In this project, she used Islamic feminist theology to destabilise and challenge patriarchal expressions, and foregrounded women’s lived experiences as a primary epistemological category for the production of contemporary religious ethics.
Back to Norway
-Then, since August 2014 I have been transitioning back into the Norwegian society, which is no walk in the park, I’ll tell you.
She got a research post at KIFO, Institute for Church, Religion and Worldview Research, and says the KIFO-team has been central in her ongoing acclimation.
–They have introduced me to Norwegian oddities such as ‘Trosopplæringsreformen’! Suffice to say, much of what seemed utterly strange has become more familiar.
Nina Hoel arrived at the Faculty of Theology, UiO, in the beginning of June, and she is still excited about what lies ahead.
-I look forward to meet students thirsting for knowledge and aspiring to greatness, no pressure! I look forward to get to know my colleagues, learning about their research interests and possible points of intersection.
When we ask Nina Hoel about her plans for future research, she tells us that she is in the process of moulding her research undertaken while in South Africa into a monograph entitled Islamic Body Politics.

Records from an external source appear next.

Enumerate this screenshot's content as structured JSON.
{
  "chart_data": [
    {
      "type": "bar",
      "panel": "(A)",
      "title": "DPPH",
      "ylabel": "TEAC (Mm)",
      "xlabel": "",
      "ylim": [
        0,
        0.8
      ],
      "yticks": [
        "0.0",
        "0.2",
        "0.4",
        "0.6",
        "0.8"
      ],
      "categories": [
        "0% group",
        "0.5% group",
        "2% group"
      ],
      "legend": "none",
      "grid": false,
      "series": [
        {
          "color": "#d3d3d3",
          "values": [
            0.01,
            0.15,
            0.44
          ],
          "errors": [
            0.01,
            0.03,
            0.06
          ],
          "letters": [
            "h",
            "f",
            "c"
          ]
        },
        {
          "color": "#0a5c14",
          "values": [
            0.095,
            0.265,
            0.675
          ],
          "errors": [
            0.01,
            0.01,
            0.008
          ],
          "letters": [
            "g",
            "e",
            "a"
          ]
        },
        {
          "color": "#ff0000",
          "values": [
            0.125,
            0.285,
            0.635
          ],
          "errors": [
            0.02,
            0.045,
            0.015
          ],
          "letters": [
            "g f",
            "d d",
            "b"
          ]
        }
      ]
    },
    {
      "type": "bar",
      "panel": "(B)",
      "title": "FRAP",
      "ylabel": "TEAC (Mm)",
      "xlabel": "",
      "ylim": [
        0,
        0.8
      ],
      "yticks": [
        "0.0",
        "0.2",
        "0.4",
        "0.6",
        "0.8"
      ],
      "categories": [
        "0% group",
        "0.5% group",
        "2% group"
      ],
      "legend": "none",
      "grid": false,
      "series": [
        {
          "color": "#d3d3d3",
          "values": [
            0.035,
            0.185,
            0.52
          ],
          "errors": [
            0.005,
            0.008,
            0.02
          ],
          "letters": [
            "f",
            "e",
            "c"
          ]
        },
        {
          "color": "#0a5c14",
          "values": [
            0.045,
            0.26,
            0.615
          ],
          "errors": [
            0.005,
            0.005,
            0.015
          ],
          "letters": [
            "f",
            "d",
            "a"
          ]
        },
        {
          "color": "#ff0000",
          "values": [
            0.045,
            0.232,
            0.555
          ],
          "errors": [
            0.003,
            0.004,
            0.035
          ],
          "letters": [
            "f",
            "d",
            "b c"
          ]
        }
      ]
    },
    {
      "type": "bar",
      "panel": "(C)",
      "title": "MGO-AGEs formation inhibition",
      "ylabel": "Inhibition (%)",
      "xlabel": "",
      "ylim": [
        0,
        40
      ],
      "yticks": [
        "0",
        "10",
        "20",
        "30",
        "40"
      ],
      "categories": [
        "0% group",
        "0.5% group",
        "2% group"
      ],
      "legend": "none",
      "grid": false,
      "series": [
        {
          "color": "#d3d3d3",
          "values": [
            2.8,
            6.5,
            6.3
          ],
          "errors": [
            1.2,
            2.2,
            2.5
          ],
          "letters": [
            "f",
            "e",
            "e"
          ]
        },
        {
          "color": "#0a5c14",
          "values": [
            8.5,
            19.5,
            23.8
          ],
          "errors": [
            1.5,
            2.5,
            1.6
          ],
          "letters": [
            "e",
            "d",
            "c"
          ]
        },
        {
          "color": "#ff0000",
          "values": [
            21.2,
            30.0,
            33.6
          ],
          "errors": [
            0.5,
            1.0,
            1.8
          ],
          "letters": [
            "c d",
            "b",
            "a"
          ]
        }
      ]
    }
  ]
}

Furthermore, she is completing a book chapter entitled “Taking the Body Seriously, Taking Relationalities Seriously: An Embodied and Relational Approach to Ethnographic Research in the Study of (Lived) Religion” (to be published in The Insider/Outsider Debate: New Perspectives in the Study of Religion, George D. Chryssides and Stephen E. Gregg, eds.).
-As such, my core twin-concerns/research interests – religion & sexuality and religion & research methods/methodology – continues to be boundless wells of inspiration and motivation, and there is still so much more work to be done and imagined in these areas, she concludes.